Du point de vue du discours institutionnel, le discours se justifierait sur le fait que les organisations soient hors de la tutelle de l’éducation nationale, mais sous la tutelle du ministère de la Santé (et des solidarités aujourd’hui) à travers la responsabilité qu’en ont les ARS. Les établissements et services pour jeunes sourds sont dans une situation particulière à l’égard de cette problématique. Autant nombre d’établissements spécialisés pour enfants handicapés n’avaient pas pour préoccupation la scolarisation (celle-ci n’est venue que petit à petit), autant les établissements pour jeunes sourds (et jeunes aveugles) avaient cette préoccupation dès leur origine il y a deux siècles et demi. Les établissements pour jeunes sourds étaient des écoles, et les professionnels qui y travaillaient des spécialistes experts de l’enseignement aux jeunes sourds.

La prise de distance institutionnelle mise dans le propos cité tient dans ces conditions à une volonté de sortir la question de la seule problématique scolaire, impensable dans le contexte d’une organisation médico-sociale. Il s’agirait en quelque sorte d’affirmer que la surdité est bien dans le champ du soin, de la rééducation, de l’éducation spécialisée, comme le légitime l’appartenance des organisations au champ médico-social, financé par l’Assurance maladie, sous tutelle des ARS. Dans ce contexte, il y aurait contradiction à affirmer être une école, champ de l’éducation nationale.

La question de la tutelle ou du rattachement des établissements pour jeunes sourds n’est pas nouvelle. Déjà en 1794, la question fut soulevée dans un débat entre le « Comité des secours et des hospices » et le « Comité de l’instruction publique » pour savoir lequel de ces deux comités aurait la responsabilité de la prise en charge/éducation des jeunes sourds. C’est le premier qui emporta la mise, et encore en 2018, une partie de la scolarisation des jeunes sourds est sous la tutelle d’une institution héritière du comité des secours et hospices, à savoir le secrétariat aux personnes handicapées, qui, même s’il est rattaché depuis 2017 aux services du premier ministre (et c’est là un progrès) est toujours sous tutelle du ministère des solidarités et de la santé.

Il s’avère en tout cas que ce propos identifie, pour des raisons institutionnelles ou professionnelles, la surdité à un domaine de soin et de rééducation, et les jeunes sourds en objets de soin et de rééducation, en « concurrence » avec une approche qui positionnerait la surdité comme une des spécificités humaines, avec une langue et une culture propres qui demanderaient à être développées dans la cadre d’une scolarisation à laquelle ont droit tous les élèves.
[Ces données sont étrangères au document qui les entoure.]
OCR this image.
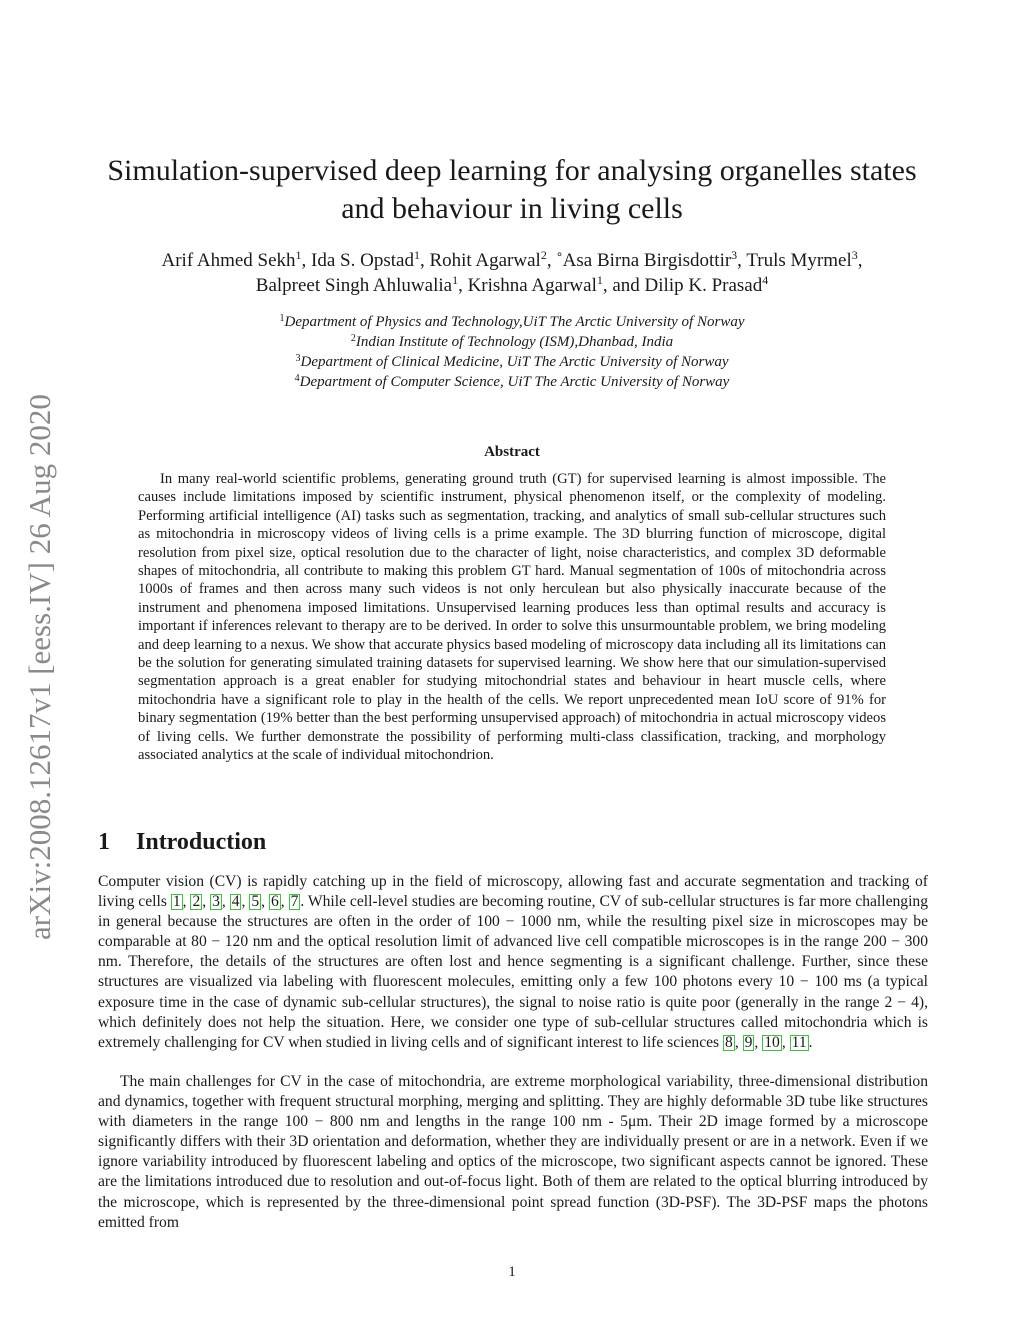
arXiv:2008.12617v1 [eess.IV] 26 Aug 2020
Simulation-supervised deep learning for analysing organelles states and behaviour in living cells
Arif Ahmed Sekh$^1$, Ida S. Opstad$^1$, Rohit Agarwal$^2$, ˚Asa Birna Birgisdottir$^3$, Truls Myrmel$^3$,
Balpreet Singh Ahluwalia$^1$, Krishna Agarwal$^1$, and Dilip K. Prasad$^4$
$^1$Department of Physics and Technology,UiT The Arctic University of Norway
$^2$Indian Institute of Technology (ISM),Dhanbad, India
$^3$Department of Clinical Medicine, UiT The Arctic University of Norway
$^4$Department of Computer Science, UiT The Arctic University of Norway
Abstract

In many real-world scientific problems, generating ground truth (GT) for supervised learning is almost impossible. The causes include limitations imposed by scientific instrument, physical phenomenon itself, or the complexity of modeling. Performing artificial intelligence (AI) tasks such as segmentation, tracking, and analytics of small sub-cellular structures such as mitochondria in microscopy videos of living cells is a prime example. The 3D blurring function of microscope, digital resolution from pixel size, optical resolution due to the character of light, noise characteristics, and complex 3D deformable shapes of mitochondria, all contribute to making this problem GT hard. Manual segmentation of 100s of mitochondria across 1000s of frames and then across many such videos is not only herculean but also physically inaccurate because of the instrument and phenomena imposed limitations. Unsupervised learning produces less than optimal results and accuracy is important if inferences relevant to therapy are to be derived. In order to solve this unsurmountable problem, we bring modeling and deep learning to a nexus. We show that accurate physics based modeling of microscopy data including all its limitations can be the solution for generating simulated training datasets for supervised learning. We show here that our simulation-supervised segmentation approach is a great enabler for studying mitochondrial states and behaviour in heart muscle cells, where mitochondria have a significant role to play in the health of the cells. We report unprecedented mean IoU score of 91% for binary segmentation (19% better than the best performing unsupervised approach) of mitochondria in actual microscopy videos of living cells. We further demonstrate the possibility of performing multi-class classification, tracking, and morphology associated analytics at the scale of individual mitochondrion.

1 Introduction

Computer vision (CV) is rapidly catching up in the field of microscopy, allowing fast and accurate segmentation and tracking of living cells 1 , 2 , 3 , 4 , 5 , 6 , 7 . While cell-level studies are becoming routine, CV of sub-cellular structures is far more challenging in general because the structures are often in the order of 100 − 1000 nm, while the resulting pixel size in microscopes may be comparable at 80 − 120 nm and the optical resolution limit of advanced live cell compatible microscopes is in the range 200 − 300 nm. Therefore, the details of the structures are often lost and hence segmenting is a significant challenge. Further, since these structures are visualized via labeling with fluorescent molecules, emitting only a few 100 photons every 10 − 100 ms (a typical exposure time in the case of dynamic sub-cellular structures), the signal to noise ratio is quite poor (generally in the range 2 − 4), which definitely does not help the situation. Here, we consider one type of sub-cellular structures called mitochondria which is extremely challenging for CV when studied in living cells and of significant interest to life sciences 8 , 9 , 10 , 11 .

The main challenges for CV in the case of mitochondria, are extreme morphological variability, three-dimensional distribution and dynamics, together with frequent structural morphing, merging and splitting. They are highly deformable 3D tube like structures with diameters in the range 100 − 800 nm and lengths in the range 100 nm - 5μm. Their 2D image formed by a microscope significantly differs with their 3D orientation and deformation, whether they are individually present or are in a network. Even if we ignore variability introduced by fluorescent labeling and optics of the microscope, two significant aspects cannot be ignored. These are the limitations introduced due to resolution and out-of-focus light. Both of them are related to the optical blurring introduced by the microscope, which is represented by the three-dimensional point spread function (3D-PSF). The 3D-PSF maps the photons emitted from

1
Le maintien dans le secteur médico-social autorise à continuer à penser la situation des jeunes sourds dans une perspective toujours défectologique.


La question pourtant devrait se poser autrement aujourd’hui, c’est-à-dire en termes de droits à l’éducation et à la participation sociale dans les environnements de tous. Autrement dit, quand bien même l’établissement médico-social n’est pas une école, la scolarisation constitue un élément essentiel et primordial de la participation sociale et du développement des jeunes sourds.